一体、魔王だったらこの時どう行動するのかと。三茅に一度やったみたいに――どう喝を下すのかと。
もし醜態をさらせば魔王から大層なお叱りを受けてしまう。
「そんなことした所で、誰も報われない」
僕は恵の正面に周り、立膝ついて瞳を見すえる。ともっていた光が、沈みつつあるかのよう。
「僕は恵にそんなことしてほしくない。僕みたいになってほしくないから」
「もう晩いよ! これまでどれくらい私が苦しんできたか、見てるっての?」
なんて僕は運が悪いのだろう。自宅の時より、険悪な状況。
そこに、向こうから一人誰かがアスファルトの上、近づいてくる。
「君は、恵ちゃんのお友達かい?」
眉間にしわをよせる、恰幅のいい中年の女性だ。
僕は突然の言葉に一瞬戸惑うが、意に介さず答える。
「はい」
女は恐怖と嫌悪感のないまぜになった言葉でまくしたてる。
「その子は昔、施設で残暴を受けてたの。もう長い間、性格がねじ曲がるくらいにね」
あんたに恵の何がわかる――と言い出しそうになって、また恥じる。
「私はこの子が怖い……だって家族が行方不明だし、誰とも口をきこうとしないんだもの。だから私もこの子がいじめられてるのを見て見ぬふりしかできなかった。もちろん私も悪いと思ったよ! でもまずあなたが――」
正直に言って、気分が悪かった。あたかも、悪意を持っていないかのように振舞ってやまないのだから。
恵が急に車輪を回しだす。
「何を一体――」
不毛だ。こんな事態を、僕らは、というより人類はいつまでくりかえすんだ。
「恵!!」 僕が自分の意思で叫んだというより、魔王が叫ばせたみたいに。
「僕はこの子を……守りたいんです」
「翔吾くん……」
「お願いですから……この子にそんなよくない言葉、かけないでくれますか?」
「でないと……僕、本当にどうにかなっちゃうと思いますから」
そう告げて、目の前の女に歩きだしてぐっかと頭を近づける。
段々、この女の輪郭が僕にはまるであの日々の忌まわしいあいつらに重なった。
僕は思いきり、拳をにぎりつぶしていた。揚げようとして……途中で止まる。
こんな奴を……僕は、僕は――
「そ、そうか。じゃあ、近づかなければいいんだね」
「近づかなきゃいいんです……」
自動車の通り抜ける音が何回も響いた。
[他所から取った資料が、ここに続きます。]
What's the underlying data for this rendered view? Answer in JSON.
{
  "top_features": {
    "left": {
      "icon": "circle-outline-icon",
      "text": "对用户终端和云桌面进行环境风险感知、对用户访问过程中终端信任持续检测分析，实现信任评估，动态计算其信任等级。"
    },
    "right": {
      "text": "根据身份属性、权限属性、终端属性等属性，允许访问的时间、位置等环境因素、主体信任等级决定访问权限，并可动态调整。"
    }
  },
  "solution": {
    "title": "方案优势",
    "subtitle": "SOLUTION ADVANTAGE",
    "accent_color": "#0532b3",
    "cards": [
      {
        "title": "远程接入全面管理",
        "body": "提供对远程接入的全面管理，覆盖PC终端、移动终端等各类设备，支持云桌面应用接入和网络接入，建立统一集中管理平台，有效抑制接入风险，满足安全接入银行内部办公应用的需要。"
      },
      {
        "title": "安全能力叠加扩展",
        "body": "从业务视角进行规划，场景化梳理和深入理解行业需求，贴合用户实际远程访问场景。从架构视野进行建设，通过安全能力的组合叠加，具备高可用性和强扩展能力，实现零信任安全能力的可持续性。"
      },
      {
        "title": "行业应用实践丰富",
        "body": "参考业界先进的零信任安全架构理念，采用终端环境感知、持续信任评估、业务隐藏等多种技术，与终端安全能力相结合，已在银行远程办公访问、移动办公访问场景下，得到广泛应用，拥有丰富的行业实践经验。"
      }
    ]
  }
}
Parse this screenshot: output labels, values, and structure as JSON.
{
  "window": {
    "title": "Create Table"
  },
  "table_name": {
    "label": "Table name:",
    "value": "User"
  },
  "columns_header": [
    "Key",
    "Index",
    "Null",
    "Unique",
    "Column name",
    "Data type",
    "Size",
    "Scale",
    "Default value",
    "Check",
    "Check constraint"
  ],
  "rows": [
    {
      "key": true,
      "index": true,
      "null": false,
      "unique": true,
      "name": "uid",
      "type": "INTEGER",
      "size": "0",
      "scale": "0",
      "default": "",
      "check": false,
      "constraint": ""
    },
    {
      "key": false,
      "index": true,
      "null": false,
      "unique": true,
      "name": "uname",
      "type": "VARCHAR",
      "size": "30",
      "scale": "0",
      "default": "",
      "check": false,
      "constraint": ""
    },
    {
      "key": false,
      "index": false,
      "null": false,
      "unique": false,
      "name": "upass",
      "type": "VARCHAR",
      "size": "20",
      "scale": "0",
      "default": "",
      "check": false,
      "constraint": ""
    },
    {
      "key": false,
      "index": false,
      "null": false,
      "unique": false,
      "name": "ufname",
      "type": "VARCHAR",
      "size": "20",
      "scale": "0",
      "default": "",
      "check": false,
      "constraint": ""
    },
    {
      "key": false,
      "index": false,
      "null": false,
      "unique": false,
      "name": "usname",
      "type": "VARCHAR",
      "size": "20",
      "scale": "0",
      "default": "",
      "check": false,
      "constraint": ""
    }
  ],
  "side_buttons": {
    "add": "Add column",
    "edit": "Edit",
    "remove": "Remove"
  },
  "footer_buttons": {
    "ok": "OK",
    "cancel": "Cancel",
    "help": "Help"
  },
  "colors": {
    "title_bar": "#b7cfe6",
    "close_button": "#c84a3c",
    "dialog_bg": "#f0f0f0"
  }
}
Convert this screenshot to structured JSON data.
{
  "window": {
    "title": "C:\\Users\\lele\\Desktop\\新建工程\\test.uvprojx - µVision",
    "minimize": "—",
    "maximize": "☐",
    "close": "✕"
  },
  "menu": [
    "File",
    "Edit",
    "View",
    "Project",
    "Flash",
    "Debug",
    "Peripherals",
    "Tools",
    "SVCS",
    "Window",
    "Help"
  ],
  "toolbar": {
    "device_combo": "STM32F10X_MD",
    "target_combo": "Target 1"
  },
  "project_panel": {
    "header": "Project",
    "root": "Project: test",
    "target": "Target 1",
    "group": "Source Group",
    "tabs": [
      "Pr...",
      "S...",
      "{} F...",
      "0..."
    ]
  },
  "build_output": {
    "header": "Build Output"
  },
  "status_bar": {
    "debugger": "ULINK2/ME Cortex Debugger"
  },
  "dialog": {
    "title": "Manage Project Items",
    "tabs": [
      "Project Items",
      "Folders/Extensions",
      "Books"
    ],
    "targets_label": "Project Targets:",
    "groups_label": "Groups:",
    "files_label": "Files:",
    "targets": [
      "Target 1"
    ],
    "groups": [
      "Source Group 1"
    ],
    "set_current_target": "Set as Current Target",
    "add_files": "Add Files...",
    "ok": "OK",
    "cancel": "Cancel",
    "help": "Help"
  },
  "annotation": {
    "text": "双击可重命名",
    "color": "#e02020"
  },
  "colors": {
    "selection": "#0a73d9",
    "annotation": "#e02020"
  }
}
信号機がむこうで鳴いていた。
「君は恵ちゃんに偏見を持たないんだね! けったいな心だよ。私なんて他の子を遠くで憐れむことしかできないんだからね……」
なぜこんな風に僕はえらそうに構えているのだろう。ほめられたいからか? 認めてほしいから?
くだらない。
女は、また小走りで帰っていく。
「……恐ろしいことをしたよ」
わなわな震える体。
「……命びろいしたね」
目がせばまって、恵の瞳がぎらついている。
「本当に、翔吾くんは優しいのね。私、少し見直した」
心ならずも、恵から目をそらしてしまう。決して、怒っているとか悲しんでいるという風ではなかった。それ以上の……虚無感と言うべきものが、瞳の奥に去来していた。
「魔王から聞いたけど、合宿があるんだったね?」
「ああ」
「……がんばっていってね」
僕は恵相手に、もう何も言えなかった。言いたくはなかった。